Yazarın sonuç bölümünde kullandığı başlık ‘Kalpleri ve zihinleri kazanmanın anahtarları?’. Ve Türkiye’nin ekonomik girişimleri, diplomatik ilişkileri, insani çabaları, kalkınma projeleri ve kültürel değişim girişimleri içerek çok yönlü bir yaklaşımla Sahra altı Afrika’daki etkisine dikkat çekerek, “Türk özel sektörünün önemli katılımı, Afrika ülkelerinin iç işlerine karışmama taahhüdü ve Afrika'nın küresel potansiyelini destekleyen bir anlatıyla desteklenen bu strateji, Afrika-Türkiye ortaklığının temel taşını oluşturmaktadır. Bu ortaklığın temelinde iki temel ilke vardır: ‘karşılıklı yarar sağlayan bir ilişkiyi teşvik etmek ve Afrika'nın çatışma ve kıtlıktan muzdarip olmaktan ziyade fırsatlarla zengin bir kıta olarak tasvirini yeniden çerçevelemek.’

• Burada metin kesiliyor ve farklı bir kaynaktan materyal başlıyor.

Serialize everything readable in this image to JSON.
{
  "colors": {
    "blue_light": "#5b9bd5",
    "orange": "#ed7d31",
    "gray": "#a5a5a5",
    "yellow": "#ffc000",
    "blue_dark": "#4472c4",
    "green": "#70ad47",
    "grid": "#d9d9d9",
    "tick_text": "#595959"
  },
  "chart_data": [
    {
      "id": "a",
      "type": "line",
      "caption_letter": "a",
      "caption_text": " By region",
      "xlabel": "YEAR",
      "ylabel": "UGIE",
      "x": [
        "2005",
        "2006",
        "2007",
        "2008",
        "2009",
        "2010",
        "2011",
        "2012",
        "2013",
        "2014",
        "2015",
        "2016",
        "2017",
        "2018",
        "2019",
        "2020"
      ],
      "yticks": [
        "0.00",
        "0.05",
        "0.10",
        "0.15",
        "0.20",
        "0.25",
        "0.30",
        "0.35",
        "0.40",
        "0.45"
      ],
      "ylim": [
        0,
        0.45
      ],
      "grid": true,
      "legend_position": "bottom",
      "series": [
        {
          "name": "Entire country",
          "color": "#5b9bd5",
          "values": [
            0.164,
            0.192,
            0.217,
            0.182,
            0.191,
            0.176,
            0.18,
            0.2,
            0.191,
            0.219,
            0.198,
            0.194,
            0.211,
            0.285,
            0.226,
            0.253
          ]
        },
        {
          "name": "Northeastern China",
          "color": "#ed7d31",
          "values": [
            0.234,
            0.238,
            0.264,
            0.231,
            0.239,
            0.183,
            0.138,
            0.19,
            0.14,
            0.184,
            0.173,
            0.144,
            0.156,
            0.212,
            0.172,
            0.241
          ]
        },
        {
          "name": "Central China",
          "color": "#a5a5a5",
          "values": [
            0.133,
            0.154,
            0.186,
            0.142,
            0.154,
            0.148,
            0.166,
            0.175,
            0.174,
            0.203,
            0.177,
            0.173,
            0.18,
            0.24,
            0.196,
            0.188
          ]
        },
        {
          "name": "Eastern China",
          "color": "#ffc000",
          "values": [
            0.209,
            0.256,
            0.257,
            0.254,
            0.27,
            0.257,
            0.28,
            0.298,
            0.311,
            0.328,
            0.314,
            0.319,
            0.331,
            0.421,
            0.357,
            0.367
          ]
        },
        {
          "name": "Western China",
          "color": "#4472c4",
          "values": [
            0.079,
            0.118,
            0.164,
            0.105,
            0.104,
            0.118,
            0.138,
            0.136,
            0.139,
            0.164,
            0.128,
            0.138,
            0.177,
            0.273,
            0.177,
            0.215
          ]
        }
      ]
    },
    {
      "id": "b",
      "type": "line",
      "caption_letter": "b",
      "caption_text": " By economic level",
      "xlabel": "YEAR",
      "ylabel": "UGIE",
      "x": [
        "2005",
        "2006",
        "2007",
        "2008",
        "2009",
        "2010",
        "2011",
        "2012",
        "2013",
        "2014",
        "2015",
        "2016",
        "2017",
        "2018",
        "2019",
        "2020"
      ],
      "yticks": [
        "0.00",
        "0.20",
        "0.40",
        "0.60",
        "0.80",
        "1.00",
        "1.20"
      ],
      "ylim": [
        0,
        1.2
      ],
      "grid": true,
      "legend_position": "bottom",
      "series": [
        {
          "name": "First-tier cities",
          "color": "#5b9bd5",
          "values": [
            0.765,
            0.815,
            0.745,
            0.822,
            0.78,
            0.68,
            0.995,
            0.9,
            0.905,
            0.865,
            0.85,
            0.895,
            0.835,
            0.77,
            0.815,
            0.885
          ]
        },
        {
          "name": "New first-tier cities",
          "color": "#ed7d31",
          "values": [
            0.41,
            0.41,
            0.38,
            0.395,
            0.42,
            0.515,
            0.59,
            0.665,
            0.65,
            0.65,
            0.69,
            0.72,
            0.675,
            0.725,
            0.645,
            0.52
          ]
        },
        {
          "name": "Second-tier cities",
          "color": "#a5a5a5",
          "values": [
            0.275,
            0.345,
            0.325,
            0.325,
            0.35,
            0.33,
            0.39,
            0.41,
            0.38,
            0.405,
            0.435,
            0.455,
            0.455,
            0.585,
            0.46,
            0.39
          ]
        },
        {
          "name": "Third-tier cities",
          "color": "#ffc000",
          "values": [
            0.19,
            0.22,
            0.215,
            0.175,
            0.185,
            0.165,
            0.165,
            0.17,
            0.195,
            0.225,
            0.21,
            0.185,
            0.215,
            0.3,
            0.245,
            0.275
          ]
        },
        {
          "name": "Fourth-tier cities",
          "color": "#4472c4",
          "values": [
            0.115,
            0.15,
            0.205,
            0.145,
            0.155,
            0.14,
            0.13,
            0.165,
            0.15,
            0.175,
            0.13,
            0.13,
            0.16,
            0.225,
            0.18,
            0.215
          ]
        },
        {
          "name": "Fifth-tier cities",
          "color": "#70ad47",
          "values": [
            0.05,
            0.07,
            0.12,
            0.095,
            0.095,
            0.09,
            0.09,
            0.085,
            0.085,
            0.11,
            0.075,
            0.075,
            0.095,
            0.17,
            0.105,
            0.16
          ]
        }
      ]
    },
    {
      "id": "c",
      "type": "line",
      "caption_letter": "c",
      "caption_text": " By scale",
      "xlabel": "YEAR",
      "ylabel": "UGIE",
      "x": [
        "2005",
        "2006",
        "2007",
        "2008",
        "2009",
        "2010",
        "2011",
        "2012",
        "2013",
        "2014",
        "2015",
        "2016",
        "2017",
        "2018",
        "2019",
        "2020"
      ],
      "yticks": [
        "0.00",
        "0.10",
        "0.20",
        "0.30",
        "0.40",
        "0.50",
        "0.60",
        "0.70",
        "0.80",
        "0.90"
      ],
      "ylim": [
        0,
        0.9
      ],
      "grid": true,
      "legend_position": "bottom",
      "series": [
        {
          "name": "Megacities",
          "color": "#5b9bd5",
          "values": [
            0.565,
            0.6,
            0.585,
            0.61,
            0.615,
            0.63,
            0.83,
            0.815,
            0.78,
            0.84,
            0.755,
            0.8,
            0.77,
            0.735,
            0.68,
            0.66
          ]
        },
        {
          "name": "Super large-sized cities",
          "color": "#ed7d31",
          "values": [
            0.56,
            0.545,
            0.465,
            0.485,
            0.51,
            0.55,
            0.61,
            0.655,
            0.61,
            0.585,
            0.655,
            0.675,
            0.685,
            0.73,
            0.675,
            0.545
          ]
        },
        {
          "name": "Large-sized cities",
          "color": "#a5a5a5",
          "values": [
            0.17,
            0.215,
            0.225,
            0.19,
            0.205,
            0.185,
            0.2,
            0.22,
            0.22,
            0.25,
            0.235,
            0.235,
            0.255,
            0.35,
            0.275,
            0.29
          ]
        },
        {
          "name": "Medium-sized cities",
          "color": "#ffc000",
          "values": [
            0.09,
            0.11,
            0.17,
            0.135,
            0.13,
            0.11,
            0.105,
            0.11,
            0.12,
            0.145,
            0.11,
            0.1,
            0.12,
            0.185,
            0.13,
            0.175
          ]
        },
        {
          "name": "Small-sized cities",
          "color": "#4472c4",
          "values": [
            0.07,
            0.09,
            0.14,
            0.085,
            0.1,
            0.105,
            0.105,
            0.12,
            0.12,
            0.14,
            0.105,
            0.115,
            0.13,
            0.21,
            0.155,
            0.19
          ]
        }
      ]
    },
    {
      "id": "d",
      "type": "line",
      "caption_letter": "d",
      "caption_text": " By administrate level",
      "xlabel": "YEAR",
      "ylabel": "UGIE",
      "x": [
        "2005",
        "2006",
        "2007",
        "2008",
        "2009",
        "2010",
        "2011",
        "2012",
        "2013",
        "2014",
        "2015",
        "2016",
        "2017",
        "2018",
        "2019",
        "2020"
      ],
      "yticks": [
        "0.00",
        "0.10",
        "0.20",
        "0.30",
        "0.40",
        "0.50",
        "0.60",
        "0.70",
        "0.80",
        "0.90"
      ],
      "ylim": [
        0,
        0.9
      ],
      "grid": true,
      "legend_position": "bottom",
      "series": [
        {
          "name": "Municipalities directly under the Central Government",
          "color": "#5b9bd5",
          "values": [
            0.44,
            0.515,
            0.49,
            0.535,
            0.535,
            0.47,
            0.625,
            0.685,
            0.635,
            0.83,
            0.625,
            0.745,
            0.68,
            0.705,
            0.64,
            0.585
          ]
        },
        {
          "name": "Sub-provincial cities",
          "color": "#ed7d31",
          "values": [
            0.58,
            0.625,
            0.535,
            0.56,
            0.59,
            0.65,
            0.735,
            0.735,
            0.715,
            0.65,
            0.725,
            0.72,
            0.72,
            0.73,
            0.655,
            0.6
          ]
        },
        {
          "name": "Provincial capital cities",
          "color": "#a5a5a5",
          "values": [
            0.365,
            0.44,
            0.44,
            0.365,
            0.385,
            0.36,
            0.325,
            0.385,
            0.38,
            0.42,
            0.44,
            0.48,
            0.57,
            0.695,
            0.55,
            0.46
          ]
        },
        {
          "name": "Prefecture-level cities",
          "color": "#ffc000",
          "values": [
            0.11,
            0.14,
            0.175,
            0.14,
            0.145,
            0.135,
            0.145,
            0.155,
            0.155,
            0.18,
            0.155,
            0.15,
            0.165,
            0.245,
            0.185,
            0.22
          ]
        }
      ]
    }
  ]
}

Buna ek olarak, Türkiye'nin geniş devlet ve yarı devlet varlıkları ağları, ülkenin hem seçkinlerle hem de genel nüfusla etkileşime girebilecek bir ortak olarak imajını geliştirmiştir. Genel olarak, Türkiye'nin yaklaşımı, Afrika'nın dünya sahnesinde daha belirgin bir rol arzusuyla rezonansa giriyor gibi görünüyor. Diğer ortaklarla karşılaştırıldığında Türkiye daha az paternalist olarak algılanıyor. Ayrıca, Çin'e kıyasla üstün kalitede altyapının zamanında geliştirilmesini sağlarken, bazı Körfez ülkelerinin özellikle Afrika Boynuzu'nda üstlendiği çabalara benzer barış süreçlerine de destek veriyor. Kaynak tahsisindeki kısıtlamalara rağmen Türkiye, Sahra altı Afrika'da önemli bir oyuncu haline geldi. Stratejik yatırımlarını hayati deniz yolları ve kaynak bakımından zengin iç bölgeler boyunca güçlendirirken, ekonomik kazanımlarla iç destek almayı hedefliyor.” vurgusunu yapıyor.
Yazar, bölgede Ankara ile AB arasındaki yaklaşım farkına dikkat çekerek ilginç analizlerde bulunuyor:
“Türkiye artan rekabet maliyetleri, yüksek enflasyon ve sınırlı sermaye mevcudiyedi gibi kendi iç ekonomik zorluklarına karşı hedeflerini dengelemelidir. Ankara, başta Körfez ülkeleri olmak üzere diğer oyuncularla rekabet etmeden önce net getirili yatırımlara ihtiyatlı bir şekilde öncelik verecektir. Türkiye'nin Afrika'daki jeopolitik etki için hem ortak hem de potansiyel bir rakip olarak ikili rolü göz önüne alındığında, Sahra altı Afrika'daki Ankara ile AB arasındaki ilişkiler karmaşıktır. Türkiye, Batı Afrika'daki varlığını genişlettikçe, sömürge davranışları ve şartlarından yoksun bir ortak olarak imajını aktif olarak geliştirmiştir. Bu yaklaşım, Sahel'de darbeler yoluyla iktidara gelen askeri yetkililerle olan ilişkisine kadar uzanmakta ve kendi iç siyasi ortamından etkilenen demokratik standartlar konusundaki nüanslı duruşunu yansıtmaktadır. Ancak Türkiye iç ekonomik zorluklarla boğuşurken, güvenlik gibi karşılıklı çıkarlara yönelik konularda AB ile işbirliğinin kapsamı artabilir.”